Posted September 25, 2020
rjbuffchix: No, it may be a somewhat confusing point I'm making so I apologize but I am not making a direct analogy. I am saying that games being broken up piecemeal has become common for single player games. Which was prefaced by Horse Armor. Once enough gamers accepted cosmetic individual item DLC, such as Horse Armor, companies began pushing for more of games to be broken up and sold individually to players.
In other words supporting minor inconvenient bad practices has led to worse practices down the line.
Bethesda's Horse Armor was laughed off the yard. Did anyone really spend money on this? Not anybody I know. In other words supporting minor inconvenient bad practices has led to worse practices down the line.
What maybe paved the way for endless content additions was MS Flight Simulator. I remember whole shelves lined with boxes for single planes or airports, and they weren't cheap either. Someone must have bought all those little expansion - shelf space was valuable after all.

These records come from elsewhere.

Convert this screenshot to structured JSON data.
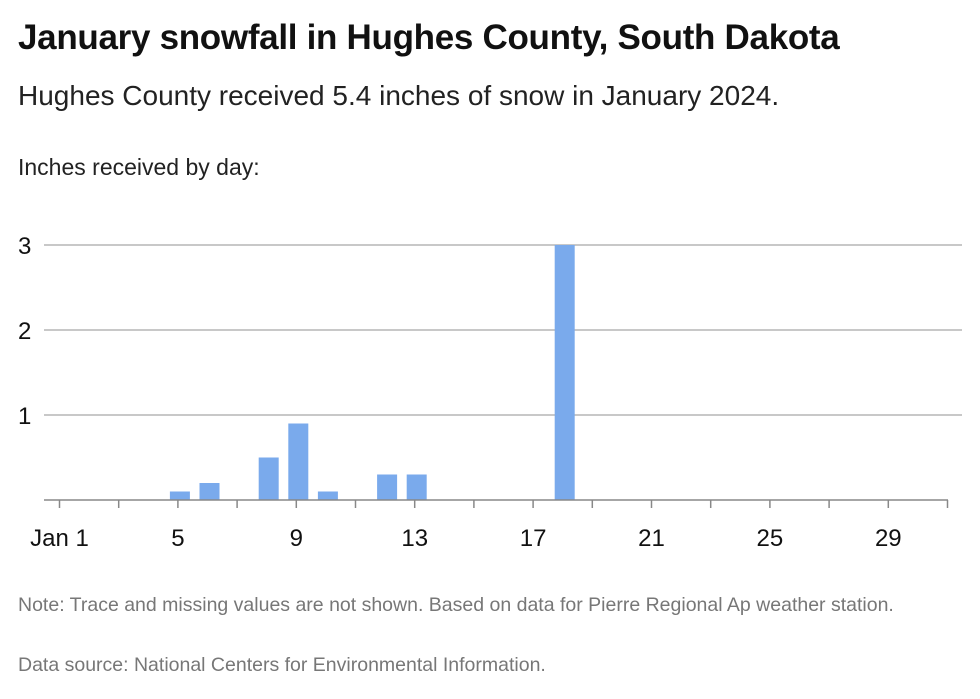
{
  "header": {
    "title": "January snowfall in Hughes County, South Dakota",
    "subtitle": "Hughes County received 5.4 inches of snow in January 2024.",
    "axis_caption": "Inches received by day:"
  },
  "footer": {
    "note": "Note: Trace and missing values are not shown. Based on data for Pierre Regional Ap weather station.",
    "source": "Data source: National Centers for Environmental Information."
  },
  "chart_data": {
    "type": "bar",
    "title": "January snowfall in Hughes County, South Dakota",
    "subtitle": "Hughes County received 5.4 inches of snow in January 2024.",
    "ylabel": "Inches received by day:",
    "xlabel": "",
    "x": [
      1,
      2,
      3,
      4,
      5,
      6,
      7,
      8,
      9,
      10,
      11,
      12,
      13,
      14,
      15,
      16,
      17,
      18,
      19,
      20,
      21,
      22,
      23,
      24,
      25,
      26,
      27,
      28,
      29,
      30,
      31
    ],
    "values": [
      0,
      0,
      0,
      0,
      0.1,
      0.2,
      0,
      0.5,
      0.9,
      0.1,
      0,
      0.3,
      0.3,
      0,
      0,
      0,
      0,
      3.0,
      0,
      0,
      0,
      0,
      0,
      0,
      0,
      0,
      0,
      0,
      0,
      0,
      0
    ],
    "ylim": [
      0,
      3
    ],
    "yticks": [
      1,
      2,
      3
    ],
    "xticks": [
      1,
      5,
      9,
      13,
      17,
      21,
      25,
      29
    ],
    "xtick_labels": [
      "Jan 1",
      "5",
      "9",
      "13",
      "17",
      "21",
      "25",
      "29"
    ],
    "grid": true,
    "bar_color": "#7aaaec",
    "grid_color": "#b5b5b5"
  }
}
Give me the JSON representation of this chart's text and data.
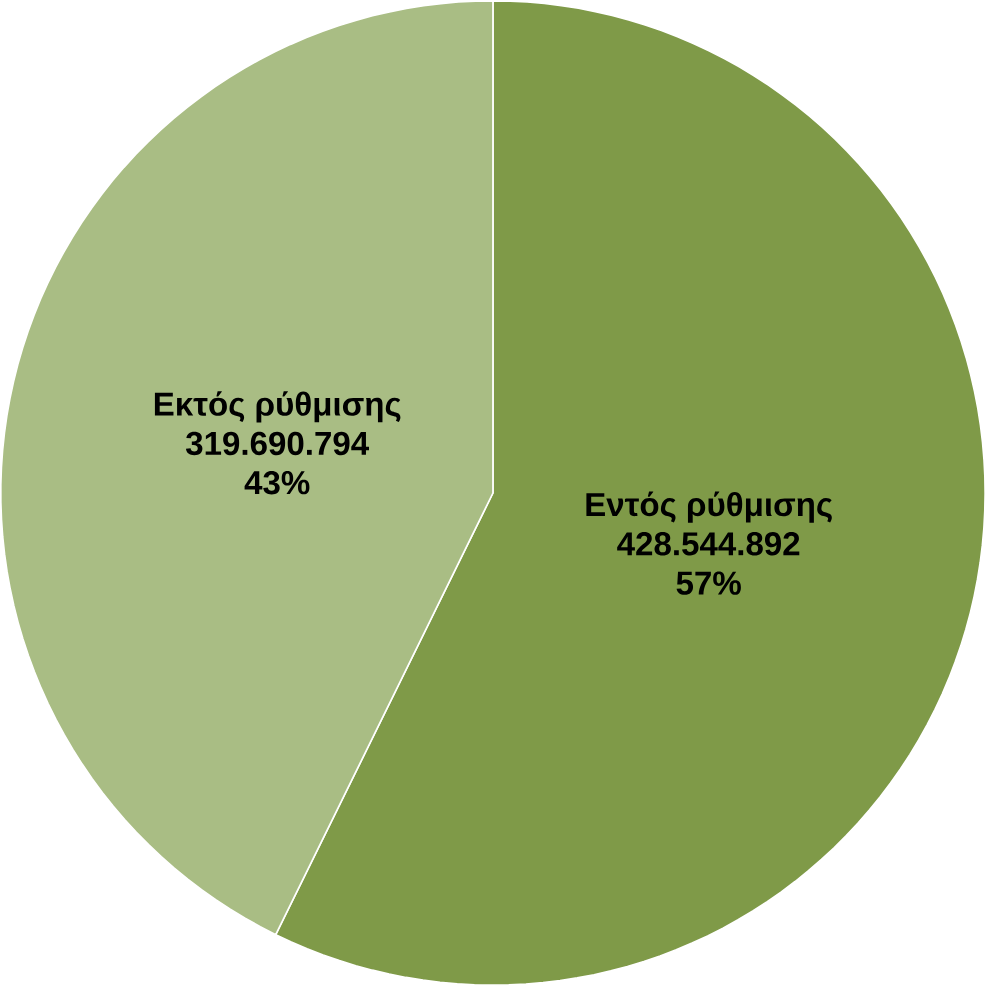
{
  "chart_data": {
    "type": "pie",
    "categories": [
      "Εντός ρύθμισης",
      "Εκτός ρύθμισης"
    ],
    "values": [
      428544892,
      319690794
    ],
    "colors": [
      "#7f9a48",
      "#a9bd84"
    ],
    "value_labels": [
      "428.544.892",
      "319.690.794"
    ],
    "annotations": [
      {
        "text": "57%",
        "x": "Εντός ρύθμισης"
      },
      {
        "text": "43%",
        "x": "Εκτός ρύθμισης"
      }
    ]
  }
}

I guess companies like Paradox and Slitherine were inspired by that.
rjbuffchix: I don't see how this is any different. Another good example of this phenomenon might be GWENT paving the way for Cyberpunk multiplayer mode with microtransactions. And please look up "opportunity cost". In the case of Cyberpunk/Witcher franchises, we have missed out on DRM-free singleplayer games that could have been, because of how resources were/are being allocated to push DRMed multiplayer games. But I digress.
Well, after Witcher 3 people were begging for a stand-alone MP Gwent game. I guess it was too tempting to cash in on that. At least it's F2P. I doubt it drew serious resources from SP game development - it even spawned Thronebreaker as SP version. In case of CP2077 we simply don't know anything yet about how it'll work, and will be paid content. Frankly, I'm not interested in it anyway. I'm pretty sure SP and MP are made by different teams. Art assets will be double use anyway, game design is vastly different, and story telling... well.
One thing that serious binds resources is MP infrastructure, and that is managed by GOG. No wonder they don't find the time to fix the website and Galaxy development is so slow and bumpy.